According to Yu, Mahr Metrology is planning to pay more attention to the Asian market. He adds that the Suzhou branch is expected to become the future Asian headquarters as the organization shifts its focus from measurement device manufacturing to sales and development.

"Ten years ago, we came to China for cheap labor, now it is no longer an attraction," he said.

Instead of low costs, the advantage that keeps foreign companies in the country include efficient government services and better facilities, he added.

Peter Voser, the chief executive of Royal Dutch Shell, said that the company sees China as one of the most attractive regions for investment in the world. He adds that local authorities are becoming more open and are able to attract foreign investment in sectors that need it most.

Meanwhile, the Chinese government is also expecting foreign enterprises to play a more active role in China's economic development.

Transforming economic development pattern did not mean that China would close its door to foreign enterprises, Commerce Minister Chen Deming said earlier this month during his speech at the 12th China Development Forum in Beijing.

It is only for fair market competition that China has rescinded preferential policies for foreign firms. China is treating both Chinese companies and foreign companies equally, Chen said.

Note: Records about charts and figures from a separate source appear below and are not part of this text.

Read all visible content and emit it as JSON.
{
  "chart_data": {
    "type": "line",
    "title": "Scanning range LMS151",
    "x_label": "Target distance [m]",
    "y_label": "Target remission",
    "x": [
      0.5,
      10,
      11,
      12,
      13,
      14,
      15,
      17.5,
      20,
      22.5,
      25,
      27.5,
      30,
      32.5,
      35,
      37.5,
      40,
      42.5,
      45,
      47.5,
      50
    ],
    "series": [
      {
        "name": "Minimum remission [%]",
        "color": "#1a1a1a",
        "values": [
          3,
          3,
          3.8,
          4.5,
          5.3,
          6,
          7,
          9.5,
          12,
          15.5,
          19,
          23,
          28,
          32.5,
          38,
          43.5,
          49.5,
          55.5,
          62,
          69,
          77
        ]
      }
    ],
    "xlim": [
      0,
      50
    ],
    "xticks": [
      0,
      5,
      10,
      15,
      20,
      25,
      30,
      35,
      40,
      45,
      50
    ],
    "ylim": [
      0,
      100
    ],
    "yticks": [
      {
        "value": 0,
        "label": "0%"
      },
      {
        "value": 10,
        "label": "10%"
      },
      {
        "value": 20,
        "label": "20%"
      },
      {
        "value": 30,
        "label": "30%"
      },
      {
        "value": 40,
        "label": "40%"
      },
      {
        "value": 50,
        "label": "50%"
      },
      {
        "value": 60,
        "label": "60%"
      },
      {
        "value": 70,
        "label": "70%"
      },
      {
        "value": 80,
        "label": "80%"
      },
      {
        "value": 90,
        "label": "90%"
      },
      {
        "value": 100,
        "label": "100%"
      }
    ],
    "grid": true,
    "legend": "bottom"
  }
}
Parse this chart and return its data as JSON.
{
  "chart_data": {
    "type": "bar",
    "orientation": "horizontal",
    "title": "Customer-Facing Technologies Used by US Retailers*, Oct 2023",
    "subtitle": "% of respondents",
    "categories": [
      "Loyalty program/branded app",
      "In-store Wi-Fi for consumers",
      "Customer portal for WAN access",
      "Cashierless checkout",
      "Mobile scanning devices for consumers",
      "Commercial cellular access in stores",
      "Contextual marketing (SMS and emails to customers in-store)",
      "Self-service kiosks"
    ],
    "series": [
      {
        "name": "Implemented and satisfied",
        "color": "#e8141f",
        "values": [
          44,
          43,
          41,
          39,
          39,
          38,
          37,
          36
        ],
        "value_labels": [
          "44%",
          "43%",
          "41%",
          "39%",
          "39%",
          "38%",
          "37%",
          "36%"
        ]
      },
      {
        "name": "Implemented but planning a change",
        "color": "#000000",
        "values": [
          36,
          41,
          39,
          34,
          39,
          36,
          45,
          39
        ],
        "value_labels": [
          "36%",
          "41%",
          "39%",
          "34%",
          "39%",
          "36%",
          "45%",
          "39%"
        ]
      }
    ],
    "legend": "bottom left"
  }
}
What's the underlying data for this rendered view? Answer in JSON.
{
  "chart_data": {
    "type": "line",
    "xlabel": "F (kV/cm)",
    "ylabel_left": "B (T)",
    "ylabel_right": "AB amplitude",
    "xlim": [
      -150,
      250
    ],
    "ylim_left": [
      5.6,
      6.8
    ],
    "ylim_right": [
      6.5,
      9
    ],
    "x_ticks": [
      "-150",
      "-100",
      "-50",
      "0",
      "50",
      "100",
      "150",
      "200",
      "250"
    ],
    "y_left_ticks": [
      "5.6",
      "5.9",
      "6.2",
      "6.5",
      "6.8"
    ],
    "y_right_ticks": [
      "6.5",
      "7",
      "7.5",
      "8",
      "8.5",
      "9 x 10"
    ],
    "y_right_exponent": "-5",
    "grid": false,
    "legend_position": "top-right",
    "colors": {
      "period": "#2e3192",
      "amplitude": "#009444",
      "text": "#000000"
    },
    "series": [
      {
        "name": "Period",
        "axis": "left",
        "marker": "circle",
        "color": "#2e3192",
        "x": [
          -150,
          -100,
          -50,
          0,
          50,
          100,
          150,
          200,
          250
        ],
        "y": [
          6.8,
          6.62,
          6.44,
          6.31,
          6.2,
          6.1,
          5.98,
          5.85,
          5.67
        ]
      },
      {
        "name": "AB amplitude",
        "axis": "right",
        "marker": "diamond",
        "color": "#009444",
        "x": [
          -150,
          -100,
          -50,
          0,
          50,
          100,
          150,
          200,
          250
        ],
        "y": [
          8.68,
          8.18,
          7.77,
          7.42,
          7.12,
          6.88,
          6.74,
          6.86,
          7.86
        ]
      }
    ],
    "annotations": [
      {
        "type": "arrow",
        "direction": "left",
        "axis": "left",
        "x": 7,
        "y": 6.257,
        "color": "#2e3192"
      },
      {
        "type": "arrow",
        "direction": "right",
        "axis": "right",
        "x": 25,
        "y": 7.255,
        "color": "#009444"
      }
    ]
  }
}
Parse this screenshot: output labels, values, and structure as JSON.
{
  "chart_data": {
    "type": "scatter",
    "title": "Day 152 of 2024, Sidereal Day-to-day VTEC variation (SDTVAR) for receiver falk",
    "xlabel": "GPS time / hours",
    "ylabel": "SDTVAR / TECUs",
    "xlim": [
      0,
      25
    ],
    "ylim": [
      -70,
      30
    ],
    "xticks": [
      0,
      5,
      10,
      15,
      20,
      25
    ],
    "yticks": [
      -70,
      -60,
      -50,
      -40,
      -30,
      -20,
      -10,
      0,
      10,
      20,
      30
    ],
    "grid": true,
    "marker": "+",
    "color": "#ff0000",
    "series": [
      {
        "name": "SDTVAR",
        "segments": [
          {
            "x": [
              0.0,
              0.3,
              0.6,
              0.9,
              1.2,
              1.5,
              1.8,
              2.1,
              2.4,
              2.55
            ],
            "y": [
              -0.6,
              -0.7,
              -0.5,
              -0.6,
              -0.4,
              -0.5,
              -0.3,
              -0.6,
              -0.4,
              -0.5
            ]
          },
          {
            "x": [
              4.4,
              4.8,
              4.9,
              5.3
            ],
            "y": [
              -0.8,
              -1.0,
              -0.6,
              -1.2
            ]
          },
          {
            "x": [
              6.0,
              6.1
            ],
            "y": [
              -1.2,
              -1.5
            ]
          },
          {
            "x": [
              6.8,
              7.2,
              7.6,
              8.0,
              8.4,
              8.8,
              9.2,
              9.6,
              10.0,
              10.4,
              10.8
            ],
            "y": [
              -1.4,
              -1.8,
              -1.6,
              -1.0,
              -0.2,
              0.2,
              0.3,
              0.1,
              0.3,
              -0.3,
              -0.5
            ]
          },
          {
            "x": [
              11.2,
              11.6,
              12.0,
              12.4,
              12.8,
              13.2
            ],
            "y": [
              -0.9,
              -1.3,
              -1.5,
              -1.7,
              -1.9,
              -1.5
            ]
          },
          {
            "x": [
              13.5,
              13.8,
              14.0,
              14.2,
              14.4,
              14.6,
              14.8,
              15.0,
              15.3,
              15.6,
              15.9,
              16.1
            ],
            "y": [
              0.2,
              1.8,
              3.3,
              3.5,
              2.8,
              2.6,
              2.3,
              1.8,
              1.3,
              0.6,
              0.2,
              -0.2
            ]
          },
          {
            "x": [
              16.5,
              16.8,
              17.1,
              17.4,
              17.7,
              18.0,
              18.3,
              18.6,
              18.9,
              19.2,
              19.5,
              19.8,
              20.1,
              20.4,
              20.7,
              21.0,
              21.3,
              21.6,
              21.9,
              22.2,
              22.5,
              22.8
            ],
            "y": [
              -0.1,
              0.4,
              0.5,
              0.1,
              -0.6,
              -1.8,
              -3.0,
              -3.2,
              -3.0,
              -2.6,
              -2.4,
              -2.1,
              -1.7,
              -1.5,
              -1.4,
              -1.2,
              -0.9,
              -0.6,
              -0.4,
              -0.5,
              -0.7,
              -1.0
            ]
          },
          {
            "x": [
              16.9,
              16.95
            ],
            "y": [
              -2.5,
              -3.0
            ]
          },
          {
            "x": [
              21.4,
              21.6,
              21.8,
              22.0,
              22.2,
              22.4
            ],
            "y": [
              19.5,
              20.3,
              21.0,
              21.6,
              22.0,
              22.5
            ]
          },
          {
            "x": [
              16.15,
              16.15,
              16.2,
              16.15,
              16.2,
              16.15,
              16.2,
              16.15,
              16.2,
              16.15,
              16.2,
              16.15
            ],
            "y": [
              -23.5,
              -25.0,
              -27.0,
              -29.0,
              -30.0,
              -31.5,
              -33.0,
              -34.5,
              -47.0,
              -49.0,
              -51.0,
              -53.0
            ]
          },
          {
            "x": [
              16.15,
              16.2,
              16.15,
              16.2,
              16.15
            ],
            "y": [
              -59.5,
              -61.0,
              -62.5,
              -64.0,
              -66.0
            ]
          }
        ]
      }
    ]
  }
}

Regarding issues that worry foreign enterprises, Chen promised that policies will be open and transparent to all enterprises regardless of innovation capabilities and government procurement.

Siemens CEO Peter Loescher said during the forum that it was exciting to be part of China's economic development and the innovation process. Currently, Siemens has 16 research and development centers in China, which contains more than 2,300 engineers who are working on over 1,000 patents each year.

Yu Jinsong said that even though intellectual property rights (IPR) infringements still occurred, he appreciates China's efforts in protecting these rights.

"Most IPR violation can be solved with professional legal services," he said.